A wide range of designs has helped the leather jacket remain more popular than most other garments and will probably go on finding a market whatever direction new styles go in. And for any girls who aren’t to enamoured by leather, then suede offers an alternative, being leather’s slightly softer option bringing a sensuality to the material while maintaining the same hardwearing virtues.
Although many leather jackets you see around are either black in colour, or perhaps brown for suede versions, there really are no limits I the colour schemes available. Blues, reds, greens, even whites are favoured by some brave ladies. Plain colours are not the only option either as many people are happy to adorn a simple black leather jackets with badges and patches to help mark their personal identity.
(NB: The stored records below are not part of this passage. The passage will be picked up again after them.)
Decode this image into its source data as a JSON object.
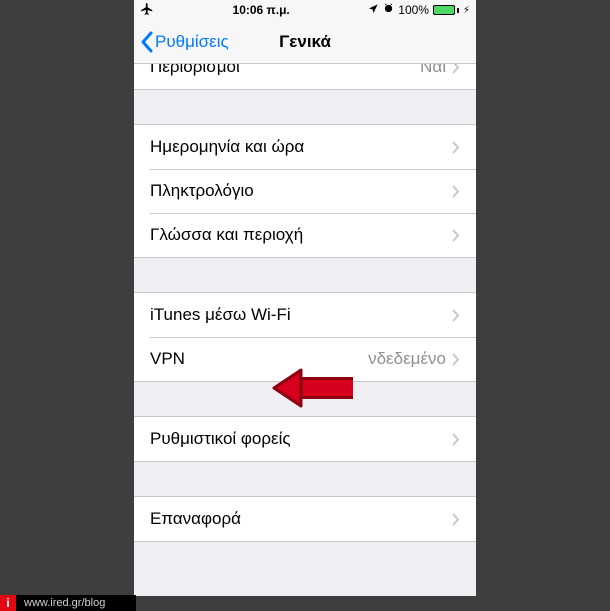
{
  "status": {
    "time": "10:06 π.μ.",
    "battery_pct": "100%"
  },
  "nav": {
    "back_label": "Ρυθμίσεις",
    "title": "Γενικά"
  },
  "groups": [
    {
      "rows": [
        {
          "label": "Περιορισμοί",
          "value": "Ναι"
        }
      ]
    },
    {
      "rows": [
        {
          "label": "Ημερομηνία και ώρα"
        },
        {
          "label": "Πληκτρολόγιο"
        },
        {
          "label": "Γλώσσα και περιοχή"
        }
      ]
    },
    {
      "rows": [
        {
          "label": "iTunes μέσω Wi-Fi"
        },
        {
          "label": "VPN",
          "value": "νδεδεμένο"
        }
      ]
    },
    {
      "rows": [
        {
          "label": "Ρυθμιστικοί φορείς"
        }
      ]
    },
    {
      "rows": [
        {
          "label": "Επαναφορά"
        }
      ]
    }
  ],
  "footer": {
    "badge": "i",
    "url": "www.ired.gr/blog"
  },
  "colors": {
    "tint": "#007aff",
    "arrow": "#d6001c"
  }
}
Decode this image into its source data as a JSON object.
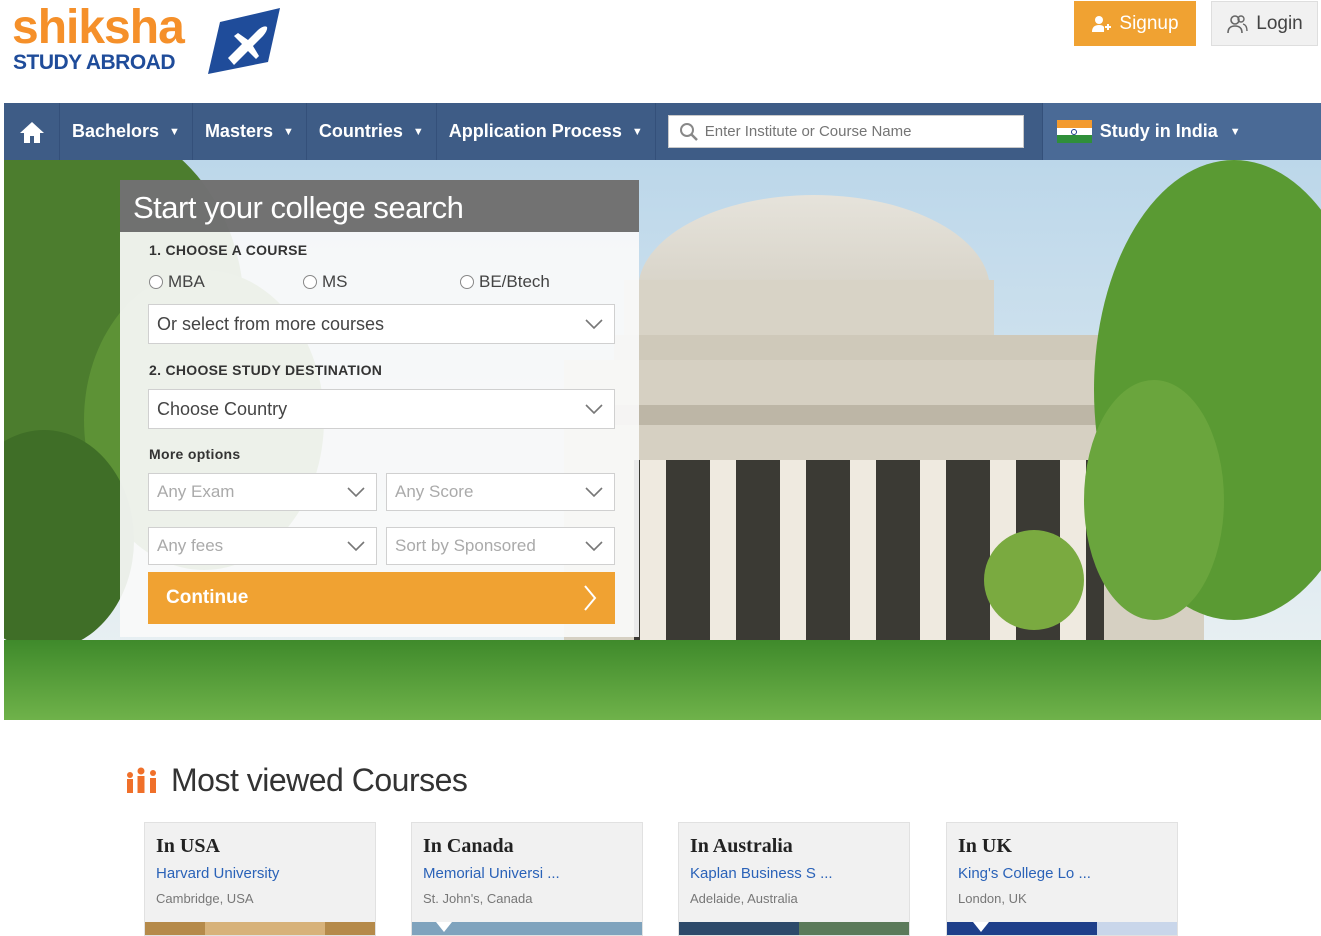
{
  "header": {
    "logo_main": "shiksha",
    "logo_sub": "STUDY ABROAD",
    "signup_label": "Signup",
    "login_label": "Login"
  },
  "nav": {
    "items": [
      {
        "label": "Bachelors"
      },
      {
        "label": "Masters"
      },
      {
        "label": "Countries"
      },
      {
        "label": "Application Process"
      }
    ],
    "search_placeholder": "Enter Institute or Course Name",
    "study_india_label": "Study in India"
  },
  "search_panel": {
    "title": "Start your college search",
    "step1_label": "1. CHOOSE A COURSE",
    "courses": [
      "MBA",
      "MS",
      "BE/Btech"
    ],
    "more_courses": "Or select from more courses",
    "step2_label": "2. CHOOSE STUDY DESTINATION",
    "country": "Choose Country",
    "more_options_label": "More options",
    "exam": "Any Exam",
    "score": "Any Score",
    "fees": "Any fees",
    "sort": "Sort by Sponsored",
    "continue_label": "Continue"
  },
  "most_viewed": {
    "title": "Most viewed Courses",
    "cards": [
      {
        "heading": "In USA",
        "link": "Harvard University",
        "location": "Cambridge, USA"
      },
      {
        "heading": "In Canada",
        "link": "Memorial Universi ...",
        "location": "St. John's, Canada"
      },
      {
        "heading": "In Australia",
        "link": "Kaplan Business S ...",
        "location": "Adelaide, Australia"
      },
      {
        "heading": "In UK",
        "link": "King's College Lo ...",
        "location": "London, UK"
      }
    ]
  },
  "colors": {
    "brand_orange": "#f0a232",
    "nav_blue": "#3e5c86",
    "link_blue": "#2a62b8",
    "logo_blue": "#1f4c9a"
  }
}
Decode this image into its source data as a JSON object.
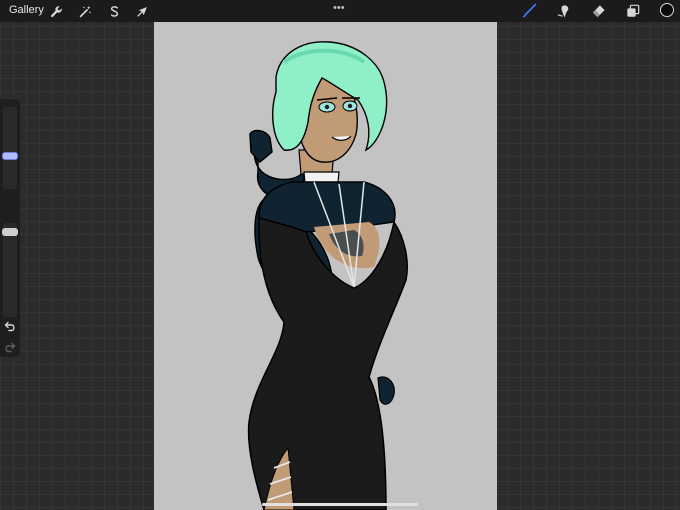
{
  "topbar": {
    "gallery_label": "Gallery",
    "more_label": "•••",
    "left_tools": [
      "wrench-icon",
      "magic-wand-icon",
      "selection-icon",
      "transform-arrow-icon"
    ],
    "right_tools": [
      "brush-icon",
      "smudge-icon",
      "eraser-icon",
      "layers-icon"
    ],
    "active_tool": "brush-icon",
    "active_tool_color": "#3d7bff",
    "current_color": "#0a0a0a"
  },
  "sidebar": {
    "brush_size_level": 0.45,
    "opacity_level": 0.9,
    "modify_icon": "square-icon",
    "undo_icon": "undo-icon",
    "redo_icon": "redo-icon"
  },
  "canvas": {
    "background_color": "#c3c3c3",
    "content": "illustration"
  }
}
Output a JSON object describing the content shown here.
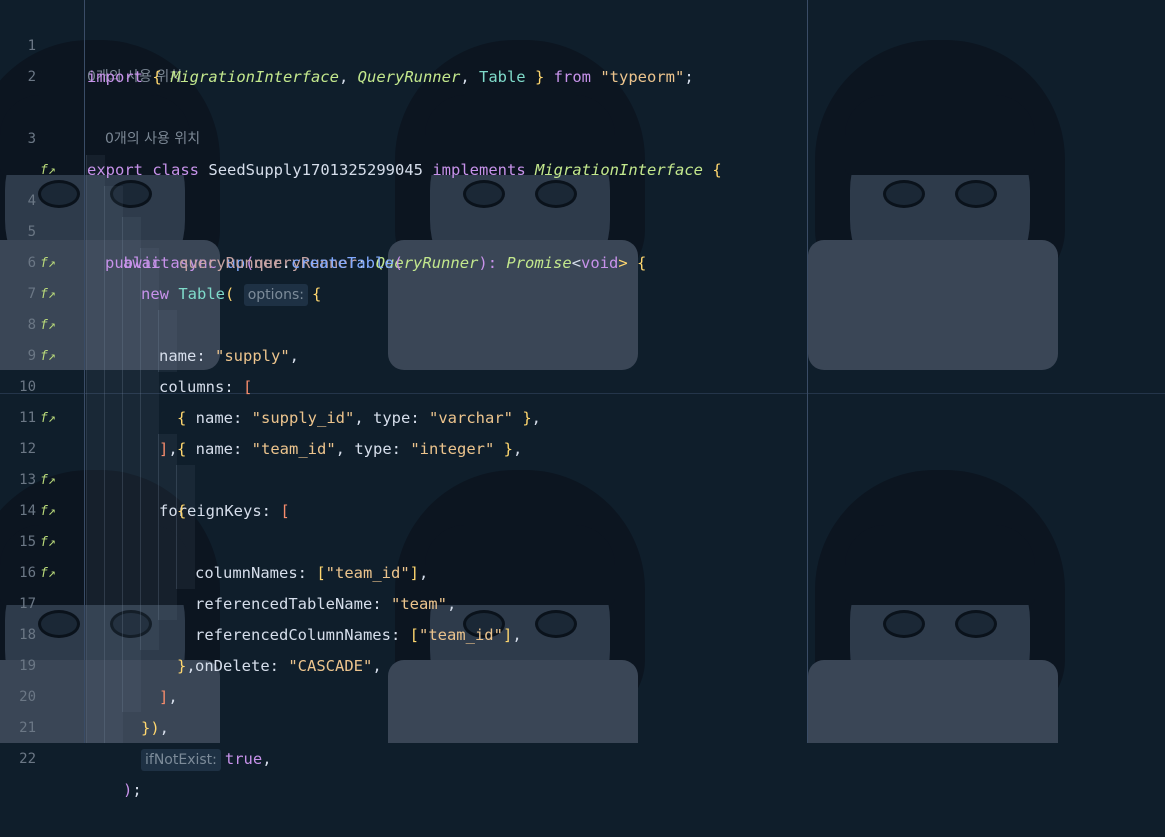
{
  "editor": {
    "usage_hint": "0개의 사용 위치",
    "gutter_icon": "function-icon",
    "lines": [
      {
        "n": "1",
        "gutter": false
      },
      {
        "n": "2",
        "gutter": false
      },
      {
        "n": "3",
        "gutter": false
      },
      {
        "n": "4",
        "gutter": true
      },
      {
        "n": "5",
        "gutter": false
      },
      {
        "n": "6",
        "gutter": false
      },
      {
        "n": "7",
        "gutter": true
      },
      {
        "n": "8",
        "gutter": true
      },
      {
        "n": "9",
        "gutter": true
      },
      {
        "n": "10",
        "gutter": true
      },
      {
        "n": "11",
        "gutter": false
      },
      {
        "n": "12",
        "gutter": true
      },
      {
        "n": "13",
        "gutter": false
      },
      {
        "n": "14",
        "gutter": true
      },
      {
        "n": "15",
        "gutter": true
      },
      {
        "n": "16",
        "gutter": true
      },
      {
        "n": "17",
        "gutter": true
      },
      {
        "n": "18",
        "gutter": false
      },
      {
        "n": "19",
        "gutter": false
      },
      {
        "n": "20",
        "gutter": false
      },
      {
        "n": "21",
        "gutter": false
      },
      {
        "n": "22",
        "gutter": false
      }
    ],
    "tokens": {
      "l1": [
        "import",
        " { ",
        "MigrationInterface",
        ", ",
        "QueryRunner",
        ", ",
        "Table",
        " } ",
        "from",
        " ",
        "\"typeorm\"",
        ";"
      ],
      "l3": [
        "export",
        " ",
        "class",
        " ",
        "SeedSupply1701325299045",
        " ",
        "implements",
        " ",
        "MigrationInterface",
        " {"
      ],
      "l4": [
        "public",
        " ",
        "async",
        " ",
        "up",
        "(",
        "queryRunner",
        ": ",
        "QueryRunner",
        "): ",
        "Promise",
        "<",
        "void",
        "> {"
      ],
      "l5": [
        "await",
        " ",
        "queryRunner",
        ".",
        "createTable",
        "("
      ],
      "l6": [
        "new",
        " ",
        "Table",
        "(",
        "options:",
        "{"
      ],
      "l7": [
        "name",
        ": ",
        "\"supply\"",
        ","
      ],
      "l8": [
        "columns",
        ": ",
        "["
      ],
      "l9": [
        "{ ",
        "name",
        ": ",
        "\"supply_id\"",
        ", ",
        "type",
        ": ",
        "\"varchar\"",
        " }",
        ","
      ],
      "l10": [
        "{ ",
        "name",
        ": ",
        "\"team_id\"",
        ", ",
        "type",
        ": ",
        "\"integer\"",
        " }",
        ","
      ],
      "l11": [
        "]",
        ","
      ],
      "l12": [
        "foreignKeys",
        ": ",
        "["
      ],
      "l13": [
        "{"
      ],
      "l14": [
        "columnNames",
        ": ",
        "[",
        "\"team_id\"",
        "]",
        ","
      ],
      "l15": [
        "referencedTableName",
        ": ",
        "\"team\"",
        ","
      ],
      "l16": [
        "referencedColumnNames",
        ": ",
        "[",
        "\"team_id\"",
        "]",
        ","
      ],
      "l17": [
        "onDelete",
        ": ",
        "\"CASCADE\"",
        ","
      ],
      "l18": [
        "}",
        ","
      ],
      "l19": [
        "]",
        ","
      ],
      "l20": [
        "})",
        ","
      ],
      "l21": [
        "ifNotExist:",
        "true",
        ","
      ],
      "l22": [
        ")",
        ";"
      ]
    }
  }
}
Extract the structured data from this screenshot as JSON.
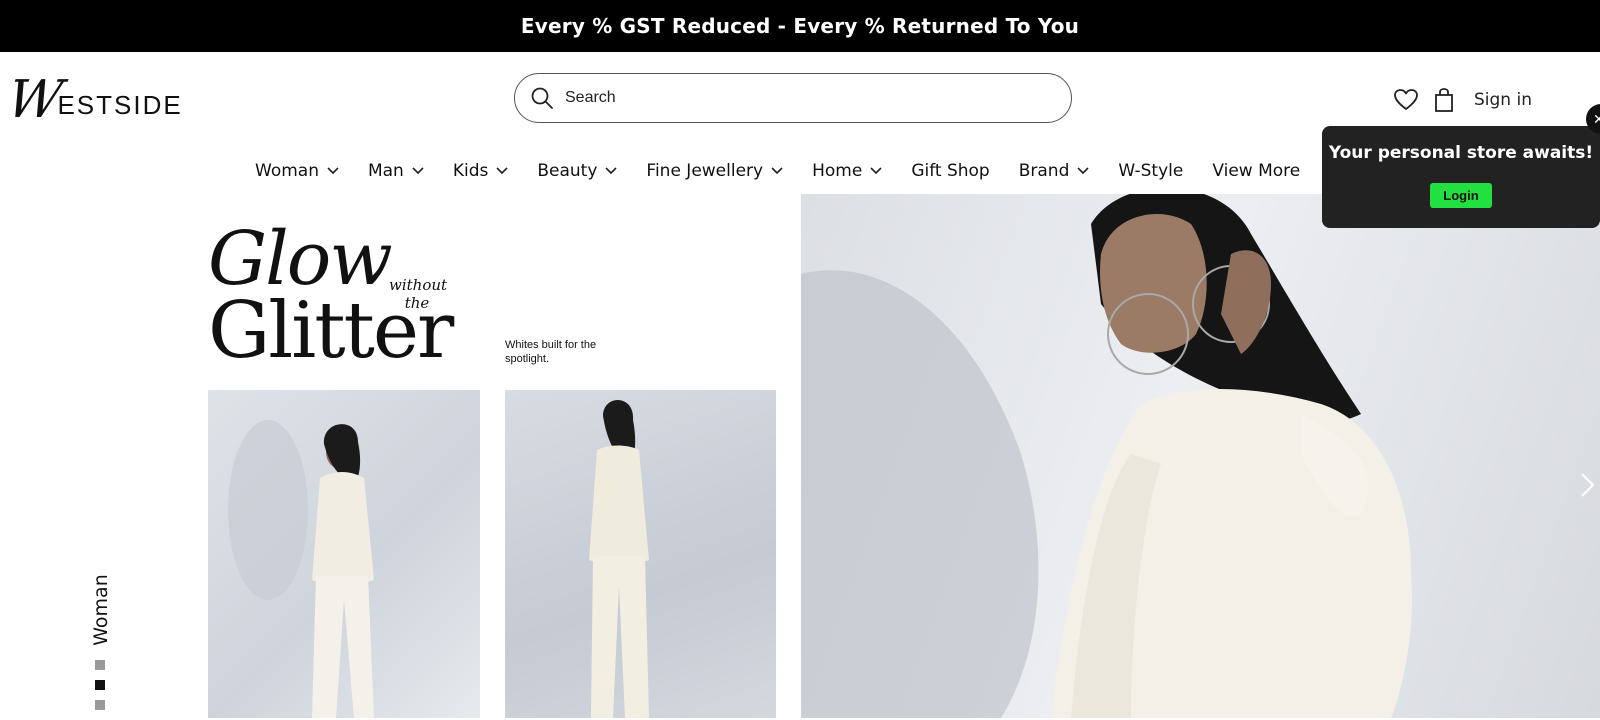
{
  "promo": {
    "text": "Every % GST Reduced - Every % Returned To You"
  },
  "header": {
    "logo": {
      "first": "W",
      "rest": "ESTSIDE"
    },
    "search": {
      "placeholder": "Search"
    },
    "wishlist_icon": "heart-icon",
    "bag_icon": "shopping-bag-icon",
    "signin_label": "Sign in"
  },
  "nav": {
    "items": [
      {
        "label": "Woman",
        "has_dropdown": true
      },
      {
        "label": "Man",
        "has_dropdown": true
      },
      {
        "label": "Kids",
        "has_dropdown": true
      },
      {
        "label": "Beauty",
        "has_dropdown": true
      },
      {
        "label": "Fine Jewellery",
        "has_dropdown": true
      },
      {
        "label": "Home",
        "has_dropdown": true
      },
      {
        "label": "Gift Shop",
        "has_dropdown": false
      },
      {
        "label": "Brand",
        "has_dropdown": true
      },
      {
        "label": "W-Style",
        "has_dropdown": false
      },
      {
        "label": "View More",
        "has_dropdown": false
      }
    ]
  },
  "popup": {
    "title": "Your personal store awaits!",
    "login_label": "Login",
    "close_icon": "close-icon"
  },
  "hero": {
    "title_line1": "Glow",
    "title_small": "without the",
    "title_line2": "Glitter",
    "subtitle": "Whites built for the spotlight.",
    "side_label": "Woman",
    "next_icon": "chevron-right-icon"
  },
  "colors": {
    "promo_bg": "#000000",
    "login_button": "#22e040",
    "popup_bg": "#222222"
  }
}
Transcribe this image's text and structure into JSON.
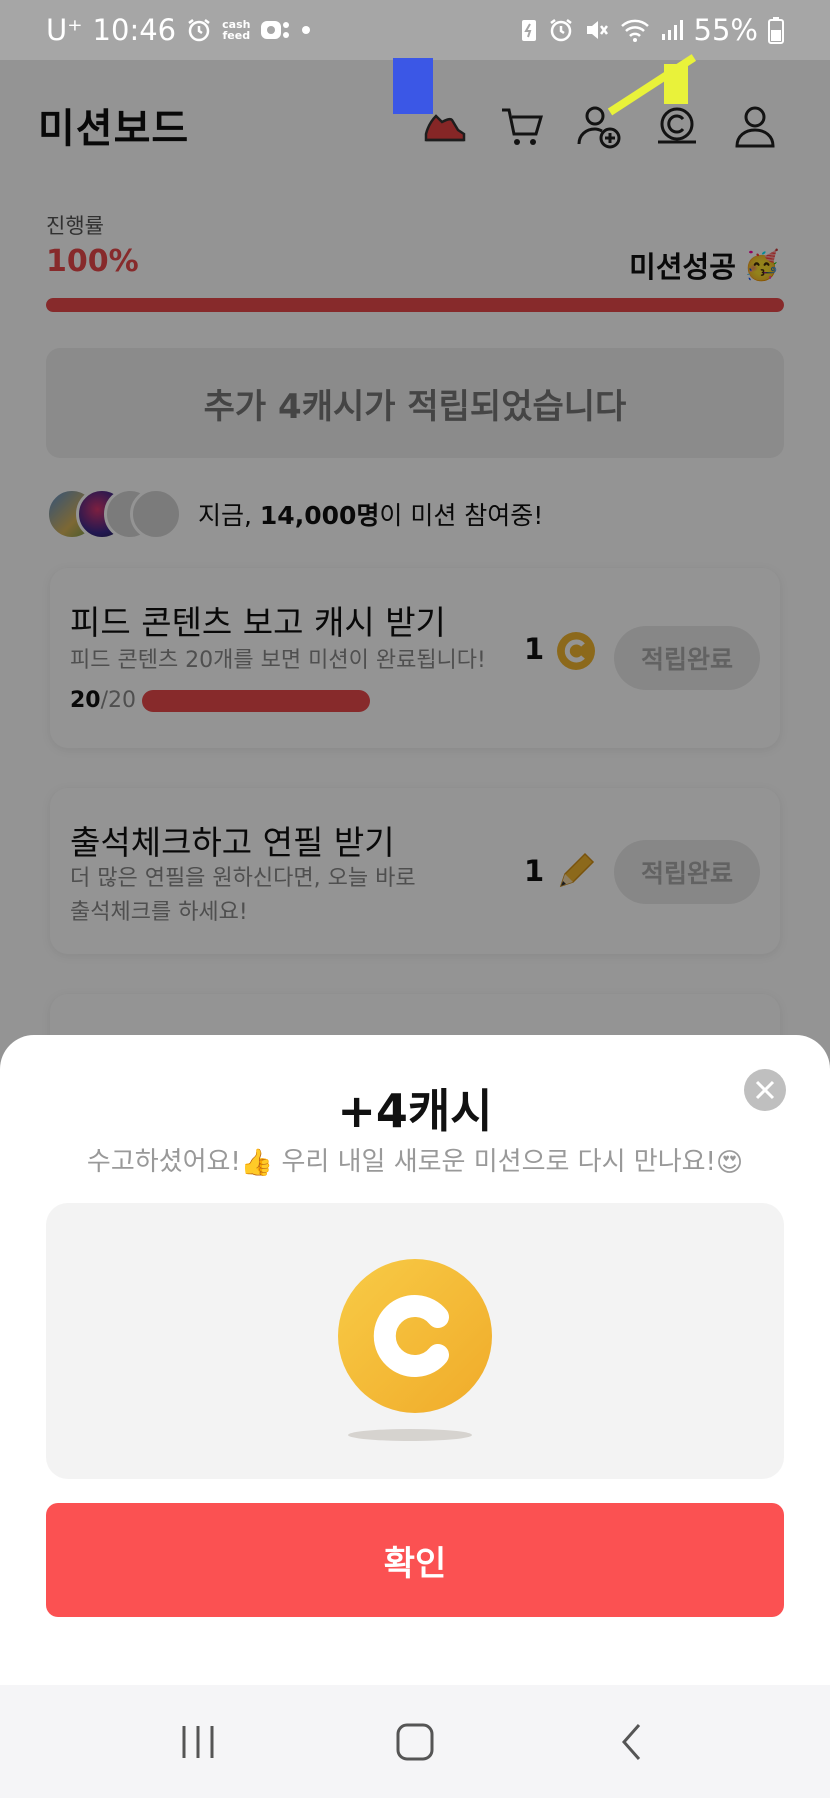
{
  "status_bar": {
    "carrier": "U⁺",
    "time": "10:46",
    "cashfeed_line1": "cash",
    "cashfeed_line2": "feed",
    "battery": "55%"
  },
  "header": {
    "title": "미션보드"
  },
  "progress": {
    "label": "진행률",
    "value": "100%",
    "fraction": 1.0,
    "status": "미션성공",
    "status_emoji": "🥳"
  },
  "bonus": {
    "text": "추가 4캐시가 적립되었습니다"
  },
  "participants": {
    "prefix": "지금, ",
    "count": "14,000명",
    "suffix": "이 미션 참여중!"
  },
  "missions": [
    {
      "title": "피드 콘텐츠 보고 캐시 받기",
      "desc": "피드 콘텐츠 20개를 보면 미션이 완료됩니다!",
      "reward_count": "1",
      "reward_icon": "coin-icon",
      "button": "적립완료",
      "progress_current": "20",
      "progress_total": "/20",
      "progress_fraction": 1.0
    },
    {
      "title": "출석체크하고 연필 받기",
      "desc_line1": "더 많은 연필을 원하신다면, 오늘 바로",
      "desc_line2": "출석체크를 하세요!",
      "reward_count": "1",
      "reward_icon": "pencil-icon",
      "button": "적립완료"
    }
  ],
  "sheet": {
    "title": "+4캐시",
    "message_part1": "수고하셨어요!",
    "message_emoji1": "👍",
    "message_part2": " 우리 내일 새로운 미션으로 다시 만나요!",
    "message_emoji2": "😍",
    "confirm": "확인"
  },
  "colors": {
    "accent_red": "#e9494a",
    "confirm_red": "#fb5152",
    "coin_yellow": "#f2b630"
  }
}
Of course, when looking back through the development of any fashion item, you’ll also come across some shockers in the history of leather jackets. Designers have frequently accentuated leather’s flashy lustre for all the wrong reasons, and the Eighties was no exception noticeably in the leather department. The jackets of this period were often shapeless and rarely looked good on anyone, with loose, lines tapering in at the thighs for a egg-shaped silhouette that some found attractive. Masses of unadorned leather would fall loosely off the shoulders and flutter in the wind, something that most fabrics could never achieve.
Leather and suede jackets for women look most attractive when they are either delicately sized or accessorised with details, or are a blend of both. And folds and pleats just look too skin-like in leather to have any real claim to favour. Visit any good a vintage clothing store, you’ll find all of these examples but will quickly be able to decide which will look good on you and which ones should be exported to Lower Bavaria and converted into traditional short trouser wear for the locals.
One look that remains timelessly popular is the not-quite biker or flying jacket. With styling notes to the rugged origins of the leather jacket (perhaps plenty of useful pockets or neck-warming sheepskin collar lining), the better designed ones keep the look plain and practical without attempting anything unusual. If their hem sits above the waist, then they’ll be perfect for wearing with jeans, but some of the most lady-like leather or suede jackets are the thigh-length designs, so long as they are conceived with a narrow (often belted) waist and a very slightly flared lower half.
But perhaps you don’t need to have any feminine attributes in your leather jacket and decide that you’ll look just great in a simple, traditional plain jacket, one that’s always been popular due to the fact that there is nothing to dislike about it. If this sounds like you, your choices will be endless. Accessorise away, roughen it up a little and allow to grow old in its own way and you’ll shout to the world that you’re not afraid of a high profile.